Pride or protest? Disillusioned plan their own LGBTQ march

Dissidents say Pride march has strayed too far from its roots of resistance

By Karen Matthews
Associated Press

NEW YORK (AP) — One of the biggest celebrations of LGBT pride in New York City history will culminate Sunday with not one, but two processions through Manhattan, after dissidents who believe the annual parade has become too commercialized decided to split off with their own march.

Both parades cap a month of events marking the 50th anniversary of the Stonewall uprising, when patrons of a Greenwich Village gay bar fought back against a police raid and sparked a new era of gay activism and visibility.

Some 150,000 people are expected to participate in the NYC Pride March, with hundreds of thousands more lining the streets to watch as New York hosts WorldPride for the first time.

Organizers of the insurgent Queer Liberation March say they expect 10,000 or more at their event, which they say will have a protest vibe.

The main Pride march, the dissidents say, has strayed too far from its roots as a ragtag liberation demonstration celebrating an act of resistance.
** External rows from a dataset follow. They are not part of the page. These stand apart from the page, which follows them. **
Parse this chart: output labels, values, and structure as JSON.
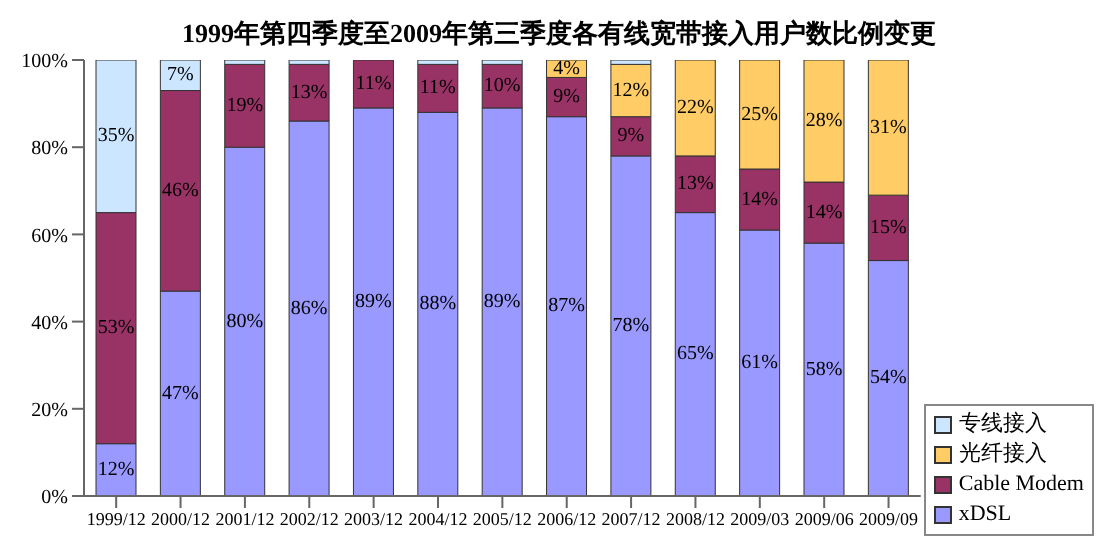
{
  "chart_data": {
    "type": "bar",
    "title": "1999年第四季度至2009年第三季度各有线宽带接入用户数比例变更",
    "stacked": true,
    "categories": [
      "1999/12",
      "2000/12",
      "2001/12",
      "2002/12",
      "2003/12",
      "2004/12",
      "2005/12",
      "2006/12",
      "2007/12",
      "2008/12",
      "2009/03",
      "2009/06",
      "2009/09"
    ],
    "series": [
      {
        "name": "xDSL",
        "color": "#9999ff",
        "values": [
          12,
          47,
          80,
          86,
          89,
          88,
          89,
          87,
          78,
          65,
          61,
          58,
          54
        ],
        "value_labels": [
          "12%",
          "47%",
          "80%",
          "86%",
          "89%",
          "88%",
          "89%",
          "87%",
          "78%",
          "65%",
          "61%",
          "58%",
          "54%"
        ]
      },
      {
        "name": "Cable Modem",
        "color": "#993366",
        "values": [
          53,
          46,
          19,
          13,
          11,
          11,
          10,
          9,
          9,
          13,
          14,
          14,
          15
        ],
        "value_labels": [
          "53%",
          "46%",
          "19%",
          "13%",
          "11%",
          "11%",
          "10%",
          "9%",
          "9%",
          "13%",
          "14%",
          "14%",
          "15%"
        ]
      },
      {
        "name": "光纤接入",
        "color": "#ffcc66",
        "values": [
          0,
          0,
          0,
          0,
          0,
          0,
          0,
          4,
          12,
          22,
          25,
          28,
          31
        ],
        "value_labels": [
          null,
          null,
          null,
          null,
          null,
          null,
          null,
          "4%",
          "12%",
          "22%",
          "25%",
          "28%",
          "31%"
        ]
      },
      {
        "name": "专线接入",
        "color": "#cce6ff",
        "values": [
          35,
          7,
          1,
          1,
          0,
          1,
          1,
          0,
          1,
          0,
          0,
          0,
          0
        ],
        "value_labels": [
          "35%",
          "7%",
          null,
          null,
          null,
          null,
          null,
          null,
          null,
          null,
          null,
          null,
          null
        ]
      }
    ],
    "ylim": [
      0,
      100
    ],
    "yticks": [
      {
        "value": 0,
        "label": "0%"
      },
      {
        "value": 20,
        "label": "20%"
      },
      {
        "value": 40,
        "label": "40%"
      },
      {
        "value": 60,
        "label": "60%"
      },
      {
        "value": 80,
        "label": "80%"
      },
      {
        "value": 100,
        "label": "100%"
      }
    ],
    "grid": false,
    "legend": "bottom right"
  }
}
They complain that today’s march is dominated by corporate floats and is too heavily policed by the same department that raided the Stonewall in 1969.

Police Commissioner James O’Neill apologized this month for the Stonewall raid, but organizers of the alternative march deemed the apology too little, too late.

The upstart queer march is scheduled to start at 9:30 a.m. at the Stonewall Inn and end with a rally in Central Park.

The larger NYC Pride March will step off at noon with corporate sponsors including T-Mobile, MasterCard and Delta Air Lines. It will also pass by the Stonewall Inn before concluding in the Chelsea neighborhood. A related closing ceremony in Times Square will feature a performance by Melissa Etheridge.

There are 677 contingents marching in the larger parade, each of which had to register months in advance. Police barricades will keep marchers separate from the throngs of cheering spectators, as they do at other large New York City gatherings like the St. Patrick’s Day Parade.

Those barricades are one of the things that have upset participants in the Liberation March, who say anyone will be welcome to join their procession.

“In the original marches, the whole point was that anybody could join in,” said one of the organizers, Ann Northrop. “You could walk off the sidewalks and into the street and everybody was welcome, and that no longer applies.”

Reclaim Pride supporters also claim that the presence of so many corporate floats in premier spots forces grassroots contingents to the back of the line.

Charles King, the CEO of Housing Works, an AIDS advocacy organization that’s handling the finances for the Reclaim Pride Coalition, said marchers from his group were placed so far back last year it was completely dark by the time they finished parading.

“The question is, what is this about?” King said. “Is this about our liberation? Or is this just one more commercial activity, like the Macy’s (Thanksgiving) parade?”

And, backers of the Liberation March say, the NYC Pride March can simply be too festive, letting celebration drown out anger over continued bigotry toward LGTBQ people.

“I love Pride. I first marched in Pride in 1979. But I think that right now there is more than a celebration that needs to be had for the Pride parade,” said Tom Viola, executive director of the theater world charity Broadway Cares Equity Fights AIDS, which has donated $25,000 to the Queer Liberation March. “We need to acknowledge not only our victories; we need to mourn our losses, and we need to take a strong stand against those who would diminish or demean us.”

But the main march has grown much too large to be staged without security precautions or corporate support, said Cathy Renna, a spokeswoman for NYC Pride.

NYC Pride’s annual budget for the march and some two dozen other Pride month events is about $12 million, including mandatory payments to the police department.

“The reality is that those sponsors and partners help the march happen and help make it free for tens of thousands of people,” Renna said.

“I’m not nostalgic for the bad old days, to be totally honest,” she said. “The reason we’re having these discussions is because so many people have come out. Because there’s been so much progress. Are we begrudging that?”

Supporters note that the main Pride parade still has a notable protest element. Past marches have seen colorfully costumed dancers sharing the route with groups protesting violence against transgender people or a lack of AIDS funding.

“This is a debate that has existed for as long as Pride has existed,” said James Fallarino, a member of the executive board of Heritage of Pride, which stages the main march. “Our community has had to deal with a lot in the last 50 years, and we have always found a way to unleash our anger while at the same time celebrating who we are and our diversity and our unapologetic pride.”

Activists also staged an alternative New York City march in 1994, accusing official parade organizers of downplaying the AIDS crisis, among other issues.

The staggered start times should allow people to participate in both marches, which is what Rabbi Sharon Kleinbaum plans to do.

“I believe there are many different ways to express the feelings that we have at this particular moment in history 50 years after Stonewall,” said Kleinbaum, the pastor of Congregation Beit Simchat Torah, which serves the LGBT Jewish community, and a grand marshal of the Pride parade in 2007.

Kleinbaum said her congregation will have a presence at each march Sunday.

“I think there’s room for both,” she said, “and we need to not create circular firing squads.”